Deze baltsende mannetjes hebben in de nabijheid van de waarnemingslocaties een territorium en paarverblijfplaats. Paarverblijfplaatsen behoren tot de vaste rust- en verblijfplaatsen en zijn volgens de Flora- en faunawet beschermd. De paarverblijfplaats ligt niet noodzakelijkerwijs op de plek waar het baltsende mannetje is waargenomen. Mannetjes van de gewone dwergvleermuis vliegen rond tijdens het baltsen en de exacte locatie van de paarverblijfplaats is moeilijk te lokaliseren. Gezien de waarnemingen, worden geen verblijfplaatsen verwacht binnen het plangebied. Maatregelen of een procedure is niet nodig.
De kern Waalre heeft een bosrijke omgeving. Ook de bebouwde kom heeft vele groenelementen.
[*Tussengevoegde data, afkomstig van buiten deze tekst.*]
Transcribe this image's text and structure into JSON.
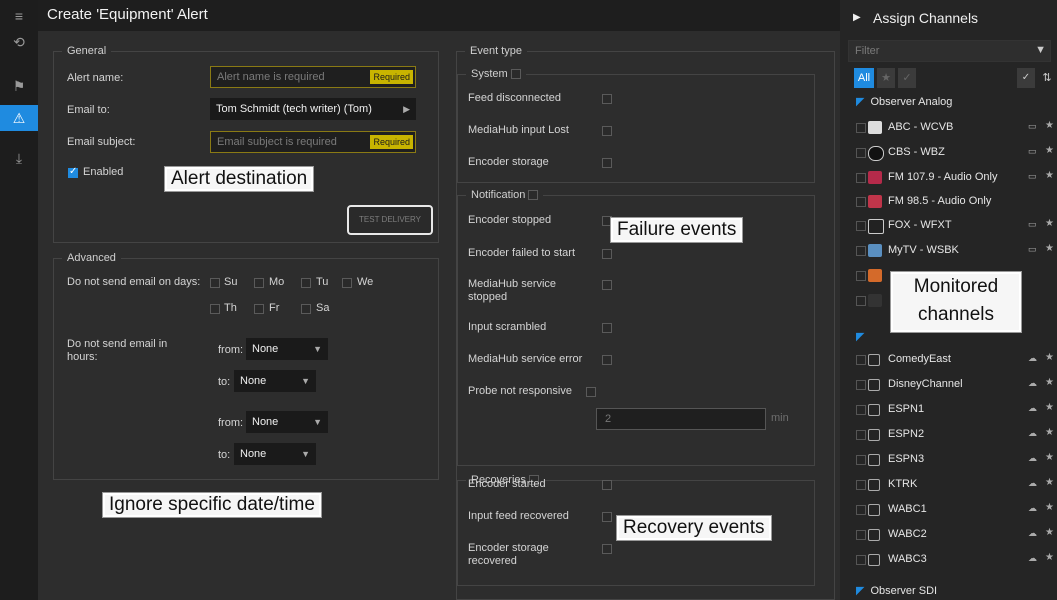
{
  "title": "Create 'Equipment' Alert",
  "general": {
    "legend": "General",
    "alert_name_label": "Alert name:",
    "alert_name_placeholder": "Alert name is required",
    "alert_name_tag": "Required",
    "email_to_label": "Email to:",
    "email_to_value": "Tom Schmidt (tech writer) (Tom)",
    "email_subject_label": "Email subject:",
    "email_subject_placeholder": "Email subject is required",
    "email_subject_tag": "Required",
    "enabled_label": "Enabled",
    "enabled": true,
    "test_delivery": "TEST DELIVERY"
  },
  "advanced": {
    "legend": "Advanced",
    "days_label": "Do not send email on days:",
    "days": [
      "Su",
      "Mo",
      "Tu",
      "We",
      "Th",
      "Fr",
      "Sa"
    ],
    "hours_label": "Do not send email in hours:",
    "from_label": "from:",
    "to_label": "to:",
    "none": "None"
  },
  "event_type": {
    "legend": "Event type",
    "system_legend": "System",
    "system_items": [
      "Feed disconnected",
      "MediaHub input Lost",
      "Encoder storage"
    ],
    "notification_legend": "Notification",
    "notification_items": [
      "Encoder stopped",
      "Encoder failed to start",
      "MediaHub service stopped",
      "Input scrambled",
      "MediaHub service error",
      "Probe not responsive"
    ],
    "probe_value": "2",
    "probe_unit": "min",
    "recoveries_legend": "Recoveries",
    "recoveries_items": [
      "Encoder started",
      "Input feed recovered",
      "Encoder storage recovered"
    ]
  },
  "callouts": {
    "alert_destination": "Alert destination",
    "failure_events": "Failure events",
    "monitored_channels": "Monitored channels",
    "ignore": "Ignore specific date/time",
    "recovery_events": "Recovery events"
  },
  "channels": {
    "title": "Assign Channels",
    "filter_placeholder": "Filter",
    "all_label": "All",
    "group1": "Observer Analog",
    "group2": "Observer SDI",
    "analog": [
      "ABC - WCVB",
      "CBS - WBZ",
      "FM 107.9 - Audio Only",
      "FM 98.5 - Audio Only",
      "FOX - WFXT",
      "MyTV - WSBK"
    ],
    "cloud": [
      "ComedyEast",
      "DisneyChannel",
      "ESPN1",
      "ESPN2",
      "ESPN3",
      "KTRK",
      "WABC1",
      "WABC2",
      "WABC3"
    ]
  }
}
Wat exact de waarde is van het bosje voor vleermuizen in de directe omgeving van het plangebied is niet geheel zeker. Binnen de kom van Waalre is het bosje in de zuidoosthoek van het plangebied te zien als een mogelijk belangrijke foerageerplek voor vleermuizen. Het valt niet uit te sluiten dat met het aantasten of verdwijnen van het bosje een mogelijk in de nabijheid aanwezige verblijfplaats wordt aangetast. Aangeraden wordt de foerageerkwaliteit en –kwantiteit van het bosje te behouden, om er zeker van te zijn dat er geen negatieve effecten optreden.
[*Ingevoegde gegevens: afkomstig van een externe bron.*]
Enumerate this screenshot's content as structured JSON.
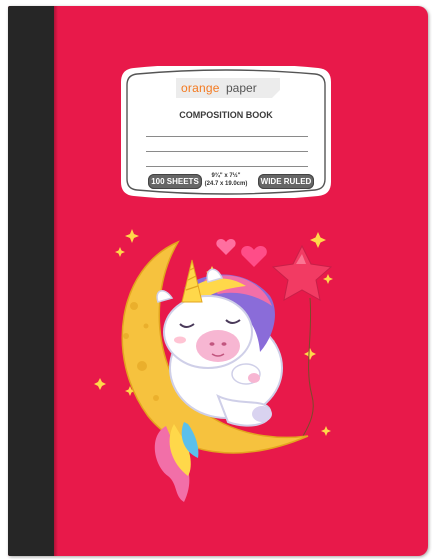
{
  "cover": {
    "brand": {
      "part1": "orange",
      "part2": "paper"
    },
    "title": "COMPOSITION BOOK",
    "sheets": "100 SHEETS",
    "size_imperial": "9¾\" x 7½\"",
    "size_metric": "(24.7 x 19.0cm)",
    "ruling": "WIDE RULED"
  },
  "colors": {
    "cover": "#e8194a",
    "spine": "#262626",
    "brand_orange": "#f47a20",
    "moon": "#f6c23e",
    "star": "#ffd84a",
    "balloon": "#f23b63"
  },
  "illustration": "unicorn-sleeping-on-moon-with-star-balloon"
}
Mogelijk verlies van foerageergebied door verlies van delen van het bos, kunnen worden gemitigeerd door het nemen van maatregelen in het plangebied. In het huidige plan is reeds voorzien in de aanleg van groen. Gedacht kan worden aan het aanvullen van het groen in het plan en de realisatie van een groen lint, dat kan dienen als een jachtroute voor vleermuizen. Om zowel de foerageerkwaliteit als –kwantiteit te behouden, wordt aanbevolen onderstaande punten in acht te nemen:
Indien bovenstaande adviezen worden betrokken in de planvorming, kan worden gezorgd voor de mitigatie van het verlies van delen van het huidige foerageergebied. Aanbevolen wordt de bovenstaande adviezen uit te werken in een concreet mitigatieplan door een deskundige en deze voor te leggen aan het Ministerie van EL&I.
Met het onderzoek is aangetoond dat het bosje aan de Burgemeester Uijenstraat een functie voor vleermuizen vervult. Indien de adviezen uit het onderzoek worden betrokken in de planvorming, kan worden gezorgd voor de mitigatie van het verlies van delen van het huidige foerageergebied, zodat er geen sprake is van een negatief effect op het leefgebied van vleermuizen.
De verwachting is dan ook dat er vanuit flora en fauna geen belemmeringen bestaan voor de voorgenomen ontwikkeling van het plangebied.